According to the Jerusalem Post (Sept 24, 2012), Rav Kanievsky is one of the five most influential rabbinical authorities. That's nice. I have a few questions:

  1. Most influential where? Israel? Jerusalem? Mea Sharim? His own mind? Minds of equally misguided people?
  2. Most influential by whose standards? Jews in Israel? Jews worldwide? Haredim in general? Haredim in Mea Sharim? Jews for Jesus? Reform Jews? Conservative Jews? Modern Orthodox Jews? Extreme, cloistered Jews who still wear their ancestors hand-me-down clothes from Poland in the middle of the Israeli summer? Or with the Iran-loving extremist Neturei Karta and the Ayatollahs?
  3. When was he influential? In the 50s? In the 60s? In the 70s? In the 80s? In the 90s? In the 00s? At some vague point-in-time in the past when he was lucid? When Jesus was knee-high to a grasshopper?
  4. How influential is/was he? Is he more influential than the other rabbis who steal from the charities they pay lip service to? Or perhaps, the rabbis who either hide pedophiles or are pedophiles? Or the rabbis who run around with lead pipes beating up the scumbags who won't give their wives gets ... for a price of course? Or the rabbis taking drugs? Or the rabbis who tell people who do not observe as they do that they aren't Jewish? 
  5. And finally, why is he influential? Because he knows the Torah and Gemara inside out? Because he has the longest beard? Because he won the title in a poker game? 
I am pretty sure I am going to go to hell for writing this, but before I leave on my journey to the ninth level of whatever Dante was describing, I have to say one last thing.
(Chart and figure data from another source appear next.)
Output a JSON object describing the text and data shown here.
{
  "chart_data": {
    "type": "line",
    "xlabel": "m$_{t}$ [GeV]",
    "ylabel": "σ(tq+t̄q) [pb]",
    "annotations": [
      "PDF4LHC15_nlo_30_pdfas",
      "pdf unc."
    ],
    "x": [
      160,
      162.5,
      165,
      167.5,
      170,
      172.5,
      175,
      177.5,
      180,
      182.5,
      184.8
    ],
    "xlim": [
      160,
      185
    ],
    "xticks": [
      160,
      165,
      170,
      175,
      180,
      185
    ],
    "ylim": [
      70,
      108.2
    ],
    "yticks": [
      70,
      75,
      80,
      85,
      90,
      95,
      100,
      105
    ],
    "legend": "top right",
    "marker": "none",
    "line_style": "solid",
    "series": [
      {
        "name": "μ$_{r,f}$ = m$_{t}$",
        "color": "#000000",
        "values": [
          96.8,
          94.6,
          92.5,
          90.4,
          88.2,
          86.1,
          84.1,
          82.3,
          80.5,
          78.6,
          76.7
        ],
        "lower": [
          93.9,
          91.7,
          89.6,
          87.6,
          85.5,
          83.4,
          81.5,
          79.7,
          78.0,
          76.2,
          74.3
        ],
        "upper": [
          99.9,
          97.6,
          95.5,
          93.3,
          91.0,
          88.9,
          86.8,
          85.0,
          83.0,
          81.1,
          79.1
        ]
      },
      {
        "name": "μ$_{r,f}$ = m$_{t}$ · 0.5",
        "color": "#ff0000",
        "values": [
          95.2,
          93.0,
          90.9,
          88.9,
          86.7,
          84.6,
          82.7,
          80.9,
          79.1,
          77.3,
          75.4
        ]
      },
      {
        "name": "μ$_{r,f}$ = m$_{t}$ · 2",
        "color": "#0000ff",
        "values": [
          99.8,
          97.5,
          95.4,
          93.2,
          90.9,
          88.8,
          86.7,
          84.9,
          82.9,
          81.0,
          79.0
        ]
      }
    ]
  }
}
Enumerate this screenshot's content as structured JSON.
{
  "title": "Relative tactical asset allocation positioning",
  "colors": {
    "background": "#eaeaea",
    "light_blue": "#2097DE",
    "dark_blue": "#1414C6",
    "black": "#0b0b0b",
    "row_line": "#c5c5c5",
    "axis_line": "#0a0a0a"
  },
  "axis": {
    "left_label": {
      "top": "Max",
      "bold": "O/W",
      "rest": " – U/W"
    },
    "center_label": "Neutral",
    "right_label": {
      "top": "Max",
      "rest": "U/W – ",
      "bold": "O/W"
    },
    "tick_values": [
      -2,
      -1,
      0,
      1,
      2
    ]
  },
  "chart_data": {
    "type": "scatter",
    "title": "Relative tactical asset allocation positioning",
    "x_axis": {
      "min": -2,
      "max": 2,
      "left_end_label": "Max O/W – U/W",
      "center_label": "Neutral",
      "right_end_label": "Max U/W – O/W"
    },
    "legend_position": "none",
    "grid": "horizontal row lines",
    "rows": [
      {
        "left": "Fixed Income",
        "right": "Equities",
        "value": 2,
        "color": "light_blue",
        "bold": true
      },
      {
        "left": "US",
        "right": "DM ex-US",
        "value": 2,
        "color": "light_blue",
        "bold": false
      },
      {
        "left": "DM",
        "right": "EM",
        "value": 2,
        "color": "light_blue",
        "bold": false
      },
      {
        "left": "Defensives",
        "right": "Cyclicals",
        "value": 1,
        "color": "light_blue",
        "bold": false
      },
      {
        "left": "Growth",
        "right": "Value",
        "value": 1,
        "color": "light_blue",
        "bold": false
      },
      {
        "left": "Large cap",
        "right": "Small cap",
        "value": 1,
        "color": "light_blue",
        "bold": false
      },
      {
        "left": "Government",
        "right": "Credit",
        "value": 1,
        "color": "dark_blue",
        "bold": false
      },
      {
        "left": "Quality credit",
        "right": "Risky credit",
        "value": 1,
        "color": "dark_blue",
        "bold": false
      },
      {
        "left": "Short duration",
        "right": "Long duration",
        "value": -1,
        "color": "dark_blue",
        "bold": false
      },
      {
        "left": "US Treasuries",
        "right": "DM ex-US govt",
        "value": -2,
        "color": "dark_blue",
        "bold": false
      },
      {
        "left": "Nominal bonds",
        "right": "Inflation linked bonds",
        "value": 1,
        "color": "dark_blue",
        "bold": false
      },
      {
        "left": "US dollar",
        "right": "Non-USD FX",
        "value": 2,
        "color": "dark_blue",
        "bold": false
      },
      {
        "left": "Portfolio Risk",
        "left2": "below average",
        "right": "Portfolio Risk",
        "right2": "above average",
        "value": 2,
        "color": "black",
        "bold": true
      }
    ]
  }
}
Whatever happened to the idea that Jews are here for the sole purpose of leaving the world a better place than they found it? What about Isaiah 1:17 (I know I am scaring some of you now, spouting off chapters and verses like I know what I am talking about):  "Learn to do good, seek justice, reprove the ruthless, defend the orphan and plead for the widow? 

Chief Rabbi (UK) Sir Jonathan Sacks once said: "One beginning from God. One source of morality and truth. Oneness first, with rich diversity evolving from that initial Divine creative burst. Faith — not blind but searching, questioning — is at the heart of what it is to be a Jew."

The God of Abraham is a God of Justice, a God that inspires His people to do great things. I have a funny feeling that I am going to have lots of Jewish company in Hell.